Minerva Tantoco, co-founder of Grasshopper Bank and the first former CTO of City of New York, spoke about her groundbreaking implementation of LinkNYC, an invention that was more than a replacement for a payphone, but a way to democratize Wi-Fi by making kiosks accessible to disabled users in the city.
“The future is already here – it’s just not evenly distributed,” she quoted William Gibson in reference to her approach to technology.
For the third year in a row, Nasdaq was one of the sponsors of the event, alongside companies such as Microsoft, Amazon and Facebook.

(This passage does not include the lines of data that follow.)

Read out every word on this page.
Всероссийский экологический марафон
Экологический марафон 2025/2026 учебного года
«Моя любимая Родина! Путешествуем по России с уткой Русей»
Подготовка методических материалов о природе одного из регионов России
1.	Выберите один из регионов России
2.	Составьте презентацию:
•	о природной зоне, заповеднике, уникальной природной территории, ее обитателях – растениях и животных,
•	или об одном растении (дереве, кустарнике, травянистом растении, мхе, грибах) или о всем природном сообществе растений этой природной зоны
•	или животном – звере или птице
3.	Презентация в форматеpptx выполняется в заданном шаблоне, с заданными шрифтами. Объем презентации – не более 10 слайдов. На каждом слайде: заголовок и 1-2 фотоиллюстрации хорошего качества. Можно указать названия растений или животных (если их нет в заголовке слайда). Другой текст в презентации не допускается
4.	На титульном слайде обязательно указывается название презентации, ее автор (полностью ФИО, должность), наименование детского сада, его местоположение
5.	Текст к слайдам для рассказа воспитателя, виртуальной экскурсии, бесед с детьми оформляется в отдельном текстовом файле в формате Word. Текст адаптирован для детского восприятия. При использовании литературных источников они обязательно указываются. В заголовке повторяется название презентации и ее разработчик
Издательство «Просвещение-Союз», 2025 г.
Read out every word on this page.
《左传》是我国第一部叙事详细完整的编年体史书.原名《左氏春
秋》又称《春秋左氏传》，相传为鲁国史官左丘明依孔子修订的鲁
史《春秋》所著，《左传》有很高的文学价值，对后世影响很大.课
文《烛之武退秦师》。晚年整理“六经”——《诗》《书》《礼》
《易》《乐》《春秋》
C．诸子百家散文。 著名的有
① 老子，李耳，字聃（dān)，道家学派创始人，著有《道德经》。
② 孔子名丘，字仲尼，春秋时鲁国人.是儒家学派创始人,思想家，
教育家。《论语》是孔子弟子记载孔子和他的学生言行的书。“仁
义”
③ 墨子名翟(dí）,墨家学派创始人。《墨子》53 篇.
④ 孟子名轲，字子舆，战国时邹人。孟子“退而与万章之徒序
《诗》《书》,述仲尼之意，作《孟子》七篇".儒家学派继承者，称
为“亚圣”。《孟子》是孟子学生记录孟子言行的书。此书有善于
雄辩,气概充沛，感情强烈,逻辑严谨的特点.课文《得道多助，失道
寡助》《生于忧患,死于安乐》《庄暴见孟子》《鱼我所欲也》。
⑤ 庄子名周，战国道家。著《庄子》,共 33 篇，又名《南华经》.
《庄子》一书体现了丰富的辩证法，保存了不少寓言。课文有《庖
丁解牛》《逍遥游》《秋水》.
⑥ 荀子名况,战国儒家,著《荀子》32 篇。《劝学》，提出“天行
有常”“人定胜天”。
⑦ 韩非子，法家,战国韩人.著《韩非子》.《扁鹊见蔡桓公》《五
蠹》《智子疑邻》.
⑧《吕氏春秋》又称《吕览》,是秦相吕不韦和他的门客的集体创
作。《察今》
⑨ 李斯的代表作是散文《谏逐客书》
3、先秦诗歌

Alums and employees gathered on site to present the Nasdaq Challenge using datasets from Quandl, a division of Nasdaq and marketplace for financial, economic and alternative data. The challenge? To create a project that displayed the best use of datasets for smart cities, personal financial decisions or applications beyond capital markets.
With multiple tracks and dataset options to choose from, students took unique approaches to the challenge, ranging from creating a service that helped match homeowners with their ideal neighborhoods to creating a productivity tool that allowed IT organizations to efficiently earmark where data should be stored.
At the end of a mostly sleepless weekend, students were awarded with cash prizes to advance projects, all-expense paid trips to Facebook’s national hackathon and from Nasdaq, a private dinner with Brad Peterson, Nasdaq's Executive Vice President, CIO/CTO and MIT alum.
After much deliberation, David Birnbach, Nasdaq’s head of university partnerships, and Pegah Salbi, Director of Data Operations at Quandl, helped choose the winners:
First Place: Diversity, a ridesharing app which helps match students with drivers they feel safe with based on driver persona profiles.
Second Place: 1DB, a practical productivity tool for IT organizations.
Third Place: Home Up, which helps prospective homeowners find their next neighborhood based on housing trends and affordability.